Following a June 2018 hearing, the Board unanimously concluded that the ALJ’s disciplinary recommendation should be modified. Specifically, the Board found that the psychologist’s violations “necessarily compromised the privacy and confidentiality interests of each and every patient whose ‘true bill’ was provided to his collection attorneys.”  Because the “preservation of a patient’s confidentiality interests is a core, non-delegable responsibility of each and every licensee,” the Board rejected the ALJ’s suggestion that the absence of any intention to harm his patients militated against licensure suspension.  In doing so, the Board affirmed that “[i]nformation developed during treatment sessions, to include a specific patient’s diagnosis and/or the methods by which a patient is treated” is among the “most sensitive” of patient information and that disclosure of same, even in the form of DSM and CPT codes, is “tantamount to disclosing information revealed in a treatment session.”  Importantly, the Board found that the psychologist’s “breach of his ethical obligations [] occurred when the ‘true bills’ were provided to [his] attorneys, not when the attorneys publicly disseminated that information” by attaching those bills in Superior Court filings.  The Board noted that, had the psychologist taken steps to preserve the confidentiality of the information on the true bills he provided his lawyers, including telling them that the information must not be disclosed in court filings, then its “conclusions on penalty might well have been in line with” the ALJ’s.  But his “flagrant and egregious” failure to do so is a “fundamental abrogation of his professional responsibilities.”  These findings, along with the psychologist’s failure to maintain accurate treatment records, “fully support—if not dictate—imposition of a period of license suspension.”

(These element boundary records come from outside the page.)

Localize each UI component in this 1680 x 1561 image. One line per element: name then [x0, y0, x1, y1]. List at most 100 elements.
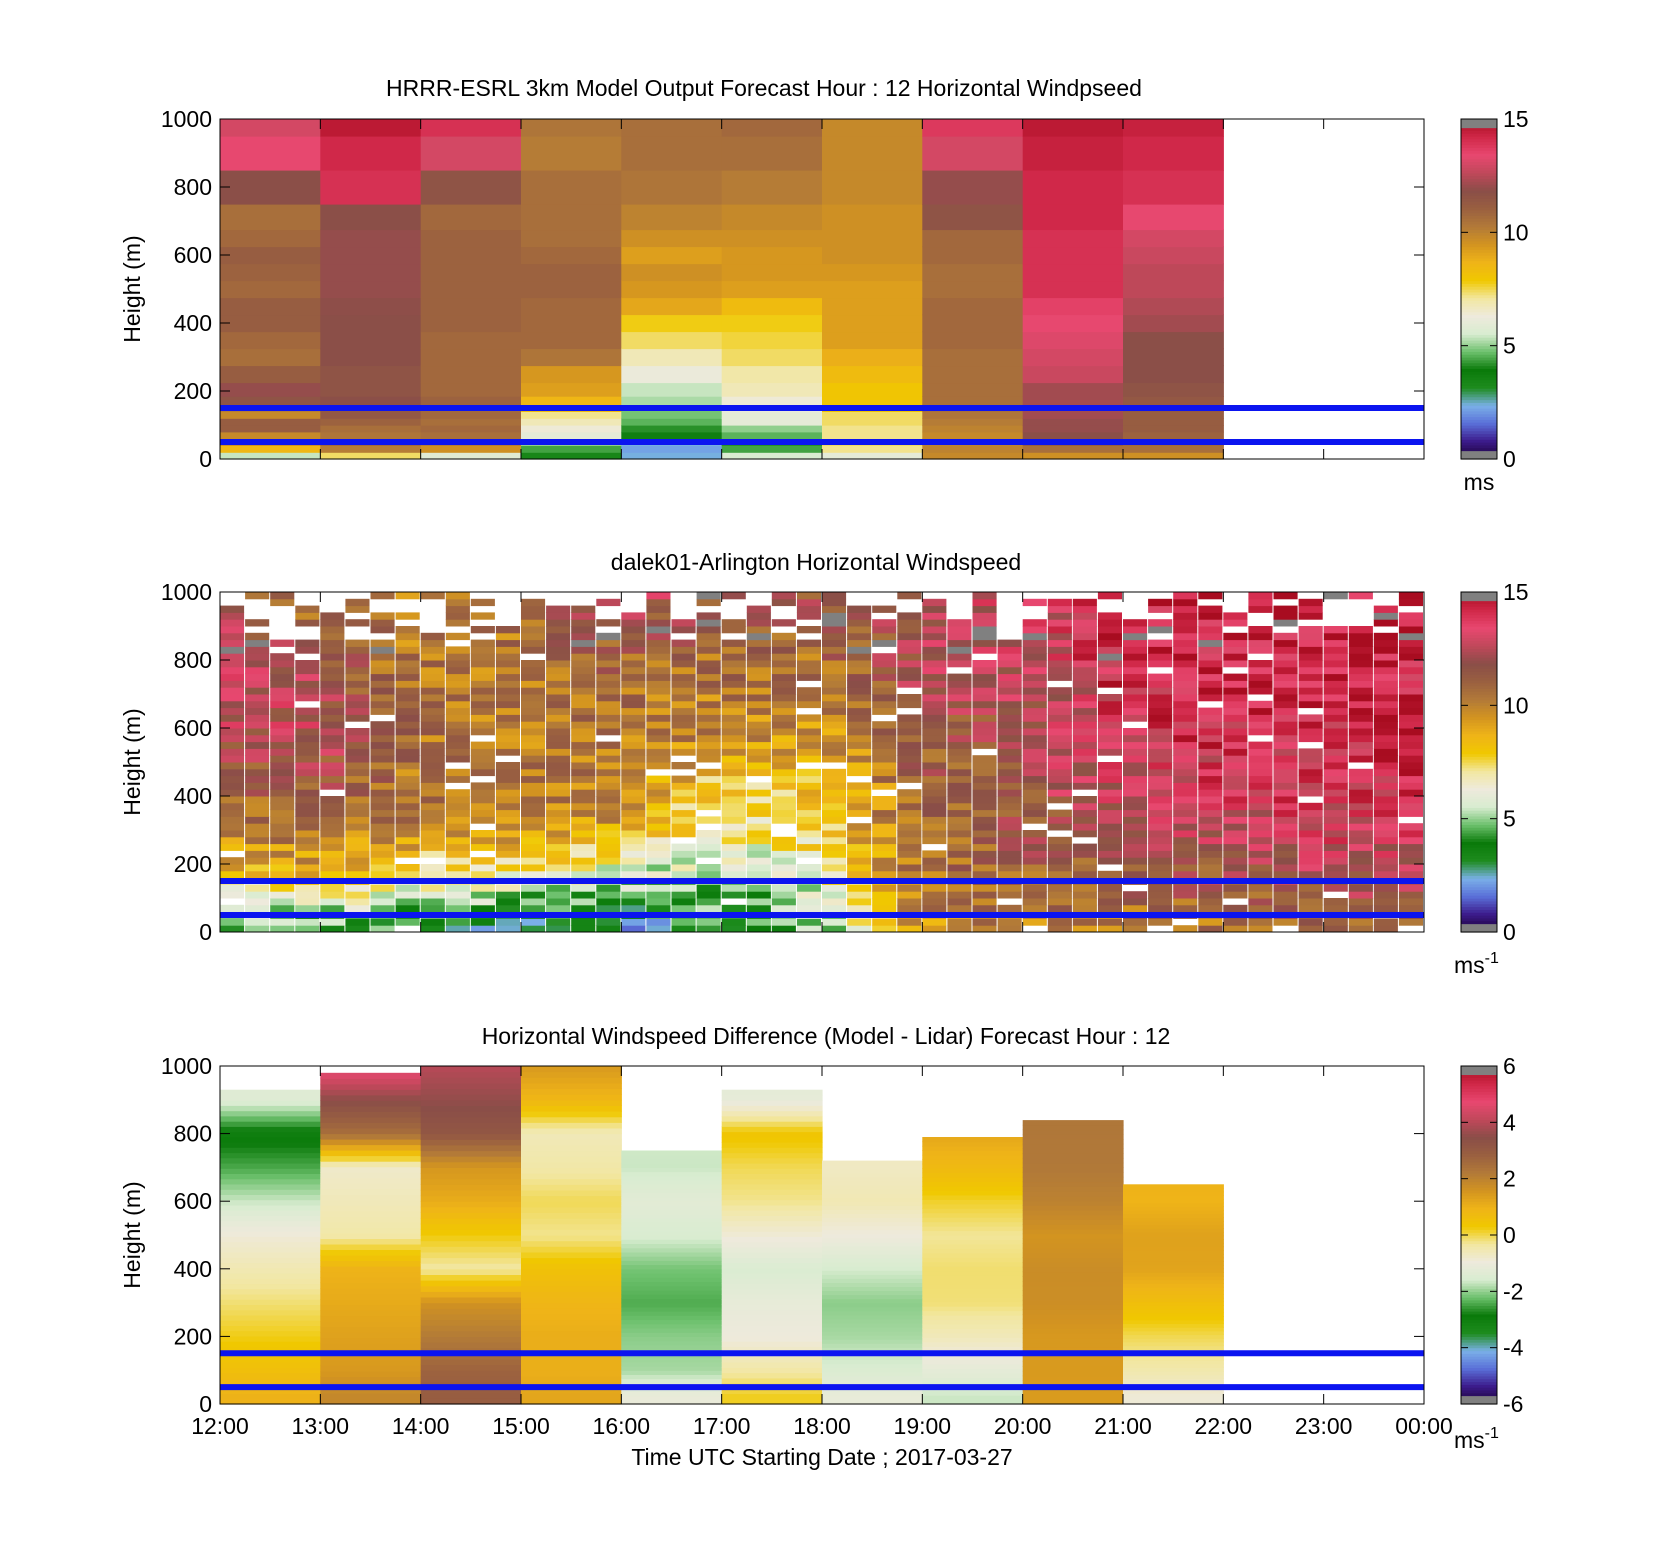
colorbar-segment	[1461, 328, 1497, 333]
heatmap-cell	[1398, 626, 1423, 634]
heatmap-cell	[295, 775, 320, 783]
heatmap-cell	[1373, 680, 1398, 688]
heatmap-cell	[822, 1326, 923, 1332]
heatmap-cell	[897, 830, 922, 838]
colorbar-segment	[1461, 393, 1497, 398]
heatmap-cell	[621, 1163, 723, 1168]
heatmap-cell	[420, 314, 522, 333]
heatmap-cell	[847, 796, 872, 804]
heatmap-cell	[295, 721, 320, 729]
heatmap-cell	[420, 1353, 522, 1360]
heatmap-cell	[370, 843, 395, 851]
heatmap-cell	[1373, 898, 1398, 906]
heatmap-cell	[495, 904, 520, 913]
heatmap-cell	[1022, 1309, 1124, 1315]
heatmap-cell	[771, 857, 796, 865]
heatmap-cell	[1123, 1356, 1224, 1361]
heatmap-cell	[420, 680, 445, 688]
colorbar-segment	[1461, 730, 1497, 735]
heatmap-cell	[1173, 632, 1198, 641]
heatmap-cell	[1173, 619, 1198, 627]
heatmap-cell	[721, 694, 746, 702]
heatmap-cell	[1123, 431, 1224, 440]
heatmap-cell	[220, 263, 321, 282]
heatmap-cell	[1097, 619, 1122, 627]
heatmap-cell	[521, 707, 546, 715]
heatmap-cell	[571, 687, 596, 695]
heatmap-cell	[1022, 1243, 1124, 1249]
heatmap-cell	[1022, 170, 1124, 205]
heatmap-cell	[1198, 843, 1223, 851]
heatmap-cell	[746, 768, 771, 777]
heatmap-cell	[822, 1164, 923, 1170]
heatmap-cell	[972, 857, 997, 865]
heatmap-cell	[596, 802, 621, 811]
heatmap-cell	[671, 721, 696, 729]
heatmap-cell	[696, 755, 721, 763]
heatmap-cell	[1223, 694, 1248, 702]
heatmap-cell	[872, 898, 897, 906]
heatmap-cell	[596, 857, 621, 865]
heatmap-cell	[922, 1185, 1024, 1191]
heatmap-cell	[721, 653, 746, 661]
heatmap-cell	[922, 918, 947, 926]
heatmap-cell	[1022, 762, 1047, 770]
heatmap-cell	[922, 904, 947, 913]
heatmap-cell	[721, 1393, 823, 1400]
heatmap-cell	[596, 850, 621, 858]
heatmap-cell	[972, 598, 997, 607]
heatmap-cell	[1022, 1314, 1124, 1320]
heatmap-cell	[1148, 864, 1173, 872]
heatmap-cell	[746, 619, 771, 627]
colorbar-segment	[1461, 781, 1497, 786]
heatmap-cell	[822, 741, 847, 749]
heatmap-cell	[947, 809, 972, 817]
heatmap-cell	[1173, 836, 1198, 845]
heatmap-cell	[1022, 898, 1047, 906]
heatmap-cell	[1373, 639, 1398, 647]
heatmap-cell	[1298, 646, 1323, 654]
heatmap-cell	[721, 748, 746, 756]
heatmap-cell	[1298, 700, 1323, 709]
heatmap-cell	[1047, 605, 1072, 613]
heatmap-cell	[721, 714, 746, 722]
colorbar-segment	[1461, 815, 1497, 820]
heatmap-cell	[420, 721, 445, 729]
heatmap-cell	[997, 721, 1022, 729]
heatmap-cell	[1398, 721, 1423, 729]
heatmap-cell	[445, 734, 470, 743]
heatmap-cell	[521, 1201, 622, 1208]
heatmap-cell	[521, 1156, 622, 1163]
heatmap-cell	[1022, 1200, 1124, 1206]
heatmap-cell	[1022, 1181, 1124, 1187]
heatmap-cell	[1223, 850, 1248, 858]
heatmap-cell	[420, 1274, 522, 1281]
heatmap-cell	[897, 734, 922, 743]
heatmap-cell	[546, 626, 571, 634]
heatmap-cell	[1248, 884, 1273, 892]
heatmap-cell	[220, 365, 321, 384]
heatmap-cell	[571, 775, 596, 783]
heatmap-cell	[245, 660, 270, 668]
colorbar-segment	[1461, 325, 1497, 330]
heatmap-cell	[1047, 925, 1072, 933]
heatmap-cell	[295, 666, 320, 675]
heatmap-cell	[521, 1105, 622, 1112]
heatmap-cell	[1123, 1363, 1224, 1368]
heatmap-cell	[771, 646, 796, 654]
heatmap-cell	[621, 1260, 723, 1266]
heatmap-cell	[721, 1372, 823, 1379]
heatmap-cell	[1298, 850, 1323, 858]
heatmap-cell	[345, 741, 370, 749]
colorbar-segment	[1461, 1271, 1497, 1276]
heatmap-cell	[521, 1173, 622, 1180]
heatmap-cell	[796, 755, 821, 763]
heatmap-cell	[947, 775, 972, 783]
colorbar-segment	[1461, 371, 1497, 375]
heatmap-cell	[395, 768, 420, 777]
heatmap-cell	[822, 1160, 923, 1166]
heatmap-cell	[972, 843, 997, 851]
heatmap-cell	[521, 1218, 622, 1225]
heatmap-cell	[822, 843, 847, 851]
heatmap-cell	[822, 1221, 923, 1227]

The Board’s decision serves as a clarion reminder to all licensed professionals of their paramount ethical obligation to take adequate measures to prevent the disclosure of sensitive and confidential patient health information. The Board’s decision does not mean that licensed professionals may not attempt to collect patient debts through private counsel. But it does show that, when trying to do so, licensees must emphasize to their debt collectors the highly confidential nature of their patients’ health information. Indeed, the Board’s decision suggests that the safest (and most simple) course of action is to redact all protected health information, including insurance codes, when providing documentation in any effort to collect debt. Most importantly, however, as shown by the Board’s absolute rejection of the psychologist’s argument that he should be shielded from liability because he went through his lawyers, the responsibility to protect confidential information is the licensee’s alone.